The friction of having to open a separate chat window to notify an agent can be a hassle for many companies. And AI companies are seeing an opportunity to bring more and more AI services in one platformeven integrating into the place where employees carry out their work.
OpenAIChatGPT’s, although still a separate window, is gradually introducing more integrations on your platform. Rivals like Google and Amazon Web Services believe they can compete with new platforms aimed squarely at business users who want a more streamlined AI experience. And these two new platforms are the latest foray in the race to bring enterprise AI users to one central place to meet their AI needs.
Google and AWS are separately introducing new platforms designed for full-stack agent workflow, hoping to usher in a world where users don’t need to open other windows to access agents.
Google unveiled Gemini Enterprise, a platform that Google Cloud CEO Thomas Kurian said “brings the best of Google AI to every employee.” Meanwhile, AWS announced Quick Suite, a series of services intended to exist as a browser extension for companies to call agents.
Both platforms aim to keep company employees working within an ecosystem, maintaining necessary context in more local storage.
Quick Suite
AWS, through Bedrock, has enabled companies to build applications and agents, test them, and then deploy them in a single space. However, Bedrock remains a backend tool. AWS is betting that organizations want a better way to access these agents without leaving their workspace.
Quick Suite will be AWS’s front-end agent application for enterprises. It will also be a browser extension for Chrome and Firefox and accessible in Microsoft Outlook, Word and Slack.
AWS Vice President of Agentic AI Swami Sivasubramanian said the Quick Suite is the company’s way to “enter a new era of work” as it gives employees access to the AI applications they love, with considerations for privacy and context of their corporate data.
Quick Suite connects with Adobe Analytics, SharePoint, Snowflake, Google Drive, OneDrive, Outlook, Salesforce, ServiceNow, Slack, Databricks, Amazon Redshift, and Amazon S3. Through MCP servers, users can also access information from Atlassian, Asana, Box, Canva, PagerDuty, Workato or Zapier.

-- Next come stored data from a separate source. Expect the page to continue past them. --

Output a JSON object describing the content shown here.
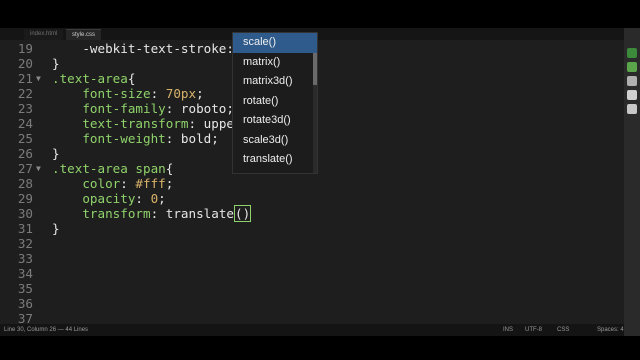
{
  "tabs": [
    {
      "label": "index.html",
      "active": false
    },
    {
      "label": "style.css",
      "active": true
    }
  ],
  "editor": {
    "lines": [
      {
        "num": "19",
        "fold": "",
        "segments": [
          {
            "t": "    -webkit-text-stroke: 2px #fff;",
            "c": "kw"
          }
        ]
      },
      {
        "num": "20",
        "fold": "",
        "segments": [
          {
            "t": "}",
            "c": "kw"
          }
        ]
      },
      {
        "num": "21",
        "fold": "▼",
        "segments": [
          {
            "t": ".text-area",
            "c": "sel"
          },
          {
            "t": "{",
            "c": "kw"
          }
        ]
      },
      {
        "num": "22",
        "fold": "",
        "segments": [
          {
            "t": "    font-size",
            "c": "prop"
          },
          {
            "t": ": ",
            "c": "kw"
          },
          {
            "t": "70px",
            "c": "val"
          },
          {
            "t": ";",
            "c": "kw"
          }
        ]
      },
      {
        "num": "23",
        "fold": "",
        "segments": [
          {
            "t": "    font-family",
            "c": "prop"
          },
          {
            "t": ": roboto;",
            "c": "kw"
          }
        ]
      },
      {
        "num": "24",
        "fold": "",
        "segments": [
          {
            "t": "    text-transform",
            "c": "prop"
          },
          {
            "t": ": upper",
            "c": "kw"
          }
        ]
      },
      {
        "num": "25",
        "fold": "",
        "segments": [
          {
            "t": "    font-weight",
            "c": "prop"
          },
          {
            "t": ": bold;",
            "c": "kw"
          }
        ]
      },
      {
        "num": "26",
        "fold": "",
        "segments": [
          {
            "t": "}",
            "c": "kw"
          }
        ]
      },
      {
        "num": "27",
        "fold": "▼",
        "segments": [
          {
            "t": ".text-area span",
            "c": "sel"
          },
          {
            "t": "{",
            "c": "kw"
          }
        ]
      },
      {
        "num": "28",
        "fold": "",
        "segments": [
          {
            "t": "    color",
            "c": "prop"
          },
          {
            "t": ": ",
            "c": "kw"
          },
          {
            "t": "#fff",
            "c": "val"
          },
          {
            "t": ";",
            "c": "kw"
          }
        ]
      },
      {
        "num": "29",
        "fold": "",
        "segments": [
          {
            "t": "    opacity",
            "c": "prop"
          },
          {
            "t": ": ",
            "c": "kw"
          },
          {
            "t": "0",
            "c": "val"
          },
          {
            "t": ";",
            "c": "kw"
          }
        ]
      },
      {
        "num": "30",
        "fold": "",
        "segments": [
          {
            "t": "    transform",
            "c": "prop"
          },
          {
            "t": ": translate",
            "c": "kw"
          },
          {
            "t": "()",
            "c": "paren"
          }
        ]
      },
      {
        "num": "31",
        "fold": "",
        "segments": [
          {
            "t": "}",
            "c": "kw"
          }
        ]
      },
      {
        "num": "32",
        "fold": "",
        "segments": []
      },
      {
        "num": "33",
        "fold": "",
        "segments": []
      },
      {
        "num": "34",
        "fold": "",
        "segments": []
      },
      {
        "num": "35",
        "fold": "",
        "segments": []
      },
      {
        "num": "36",
        "fold": "",
        "segments": []
      },
      {
        "num": "37",
        "fold": "",
        "segments": []
      }
    ]
  },
  "autocomplete": {
    "items": [
      "scale()",
      "matrix()",
      "matrix3d()",
      "rotate()",
      "rotate3d()",
      "scale3d()",
      "translate()"
    ],
    "selected_index": 0
  },
  "statusbar": {
    "position": "Line 30, Column 26 — 44 Lines",
    "ins": "INS",
    "encoding": "UTF-8",
    "syntax": "CSS",
    "spaces": "Spaces: 4"
  },
  "colors": {
    "accent": "#2f5b8c",
    "selector": "#8fd26a",
    "value": "#d9b26a"
  }
}
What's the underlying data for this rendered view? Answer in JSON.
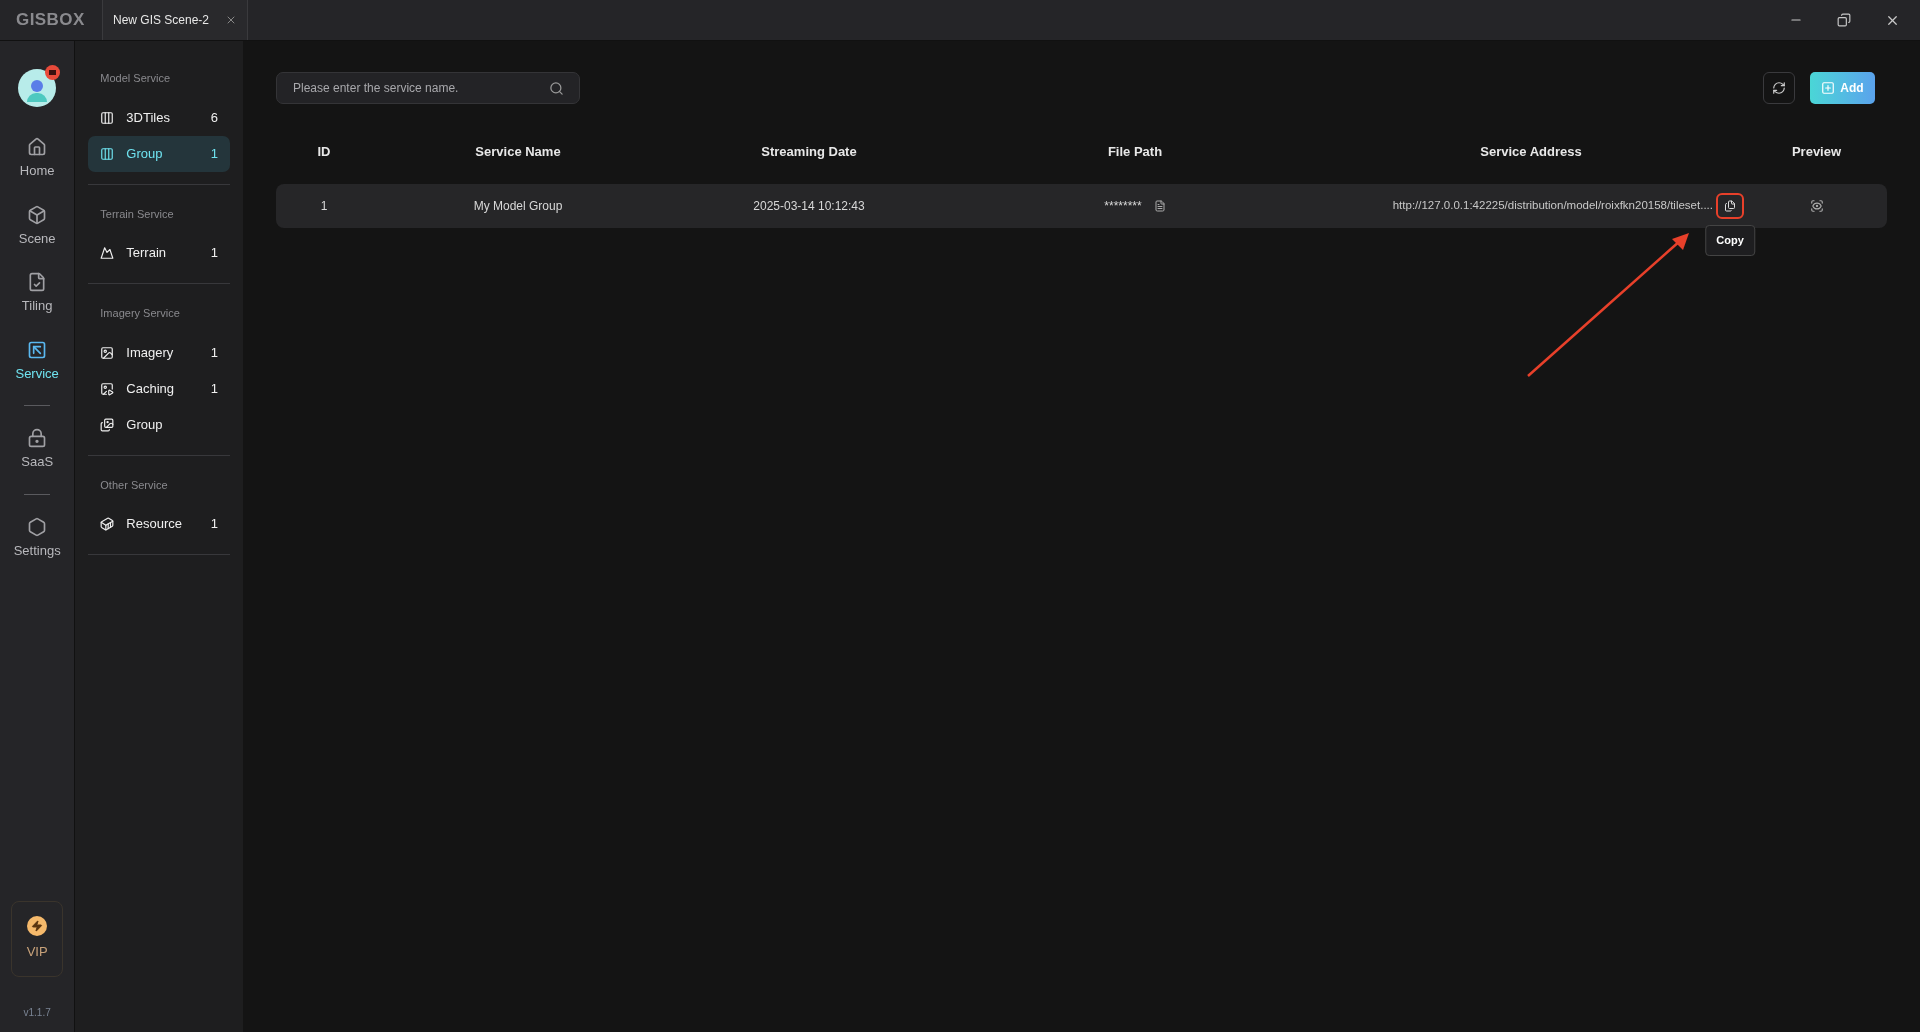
{
  "titlebar": {
    "logo": "GISBOX",
    "tabs": [
      {
        "label": "New GIS Scene-2",
        "selected": true
      }
    ]
  },
  "nav": {
    "groups": [
      [
        {
          "label": "Home",
          "selected": false
        },
        {
          "label": "Scene",
          "selected": false
        },
        {
          "label": "Tiling",
          "selected": false
        },
        {
          "label": "Service",
          "selected": true
        }
      ],
      [
        {
          "label": "SaaS",
          "selected": false
        }
      ],
      [
        {
          "label": "Settings",
          "selected": false
        }
      ]
    ],
    "vip": "VIP",
    "version": "v1.1.7"
  },
  "sidebar": {
    "sections": [
      {
        "title": "Model Service",
        "items": [
          {
            "label": "3DTiles",
            "count": "6",
            "selected": false
          },
          {
            "label": "Group",
            "count": "1",
            "selected": true
          }
        ]
      },
      {
        "title": "Terrain Service",
        "items": [
          {
            "label": "Terrain",
            "count": "1",
            "selected": false
          }
        ]
      },
      {
        "title": "Imagery Service",
        "items": [
          {
            "label": "Imagery",
            "count": "1",
            "selected": false
          },
          {
            "label": "Caching",
            "count": "1",
            "selected": false
          },
          {
            "label": "Group",
            "selected": false
          }
        ]
      },
      {
        "title": "Other Service",
        "items": [
          {
            "label": "Resource",
            "count": "1",
            "selected": false
          }
        ]
      }
    ]
  },
  "search": {
    "placeholder": "Please enter the service name."
  },
  "add_button": "Add",
  "table": {
    "columns": [
      "ID",
      "Service Name",
      "Streaming Date",
      "File Path",
      "Service Address",
      "Preview"
    ],
    "rows": [
      {
        "id": "1",
        "name": "My Model Group",
        "date": "2025-03-14 10:12:43",
        "path": "********",
        "address": "http://127.0.0.1:42225/distribution/model/roixfkn20158/tileset...."
      }
    ]
  },
  "tooltip": "Copy"
}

The platform consists of several services that users can switch to:
- A builder agent accessible through a chat assistant
- Quick Sight to analyze and visualize data
- Quick Search, which can find information and create search reports. Users can choose to limit the search to only internal or uploaded documents or to access the internet
- Quick flows to let people create routine tasks through simple instructions
- Quick Automate for more complicated workflows, where the model can begin coordinating agents and sharing data to complete tasks
AWS said it orchestrates several core models to power Quick Suite services.
Gemini Company
Google had already begun offering enterprise AI solutions, often in piecemeal products. Its newest offering, Gemini Enterprise, brings together the company’s AI offerings in one place. Products like CLI Gemini and Google Videos will be integrated and accessible through Gemini Enterprise.
“By bringing all of these components together through a single interface, Gemini Enterprise transforms the way teams work,” Kurian said in a blog post.
It is powered by Gemini models and connects to a company’s data sources. Gemini has always connected to Google Workspace services like Docs and Drive, but Gemini Enterprise can now pull information from Microsoft 365 or other platforms like Salesforce.
The idea behind Gemini Enterprise is to offer “a no-code workbench” for any user to extract information and orchestrate agents for automation. The platform includes pre-built agents for deep research and insights, but customers can also bring their own agents or third-party agents.
Administrators can manage these agents and workflows through a visual governance framework in Gemini Enterprise.
Google said some customers have already started using Gemini Enterprise, including Macquarie Bank, legal AI provider Harvey and BV Bank.
Google told VentureBeat that other platforms, like Vertex AI, remain separate products. Pricing for Gemini Enterprise, both the standard and pulse edition, starts at $30 per seat per month. A new pricing tier, Gemini Business, costs $21/seat per month for a year.
Uninterrupted work in one place
In many ways, enterprise AI was always going to move towards this more end-to-end full-stack environment where people access all AI tools in one place. After all, fragmented offerings and lost context discourage many employees who already have a lot on their plate.
Removing the friction of moving windows and possibly losing context of what you’re working on can save people a lot more time and make the idea of using an AI agent or chatbot more appealing. This was the reasoning behind OpenAI’s decision to create a desktop app for ChatGPT and why we see so many product announcements related to integrations.
But now, competitors have to offer more differentiated platforms or risk being labeled as copycats of products that most people already use. I felt the same way during a Quick Suite demo, thinking it looked like ChatGPT.
The battle to be the only full-stack platform for enterprises is just beginning. And as more AI tools and agents become more useful to employees, there will be more demand for calling these services to be as simple as a tap on your preferred workspace.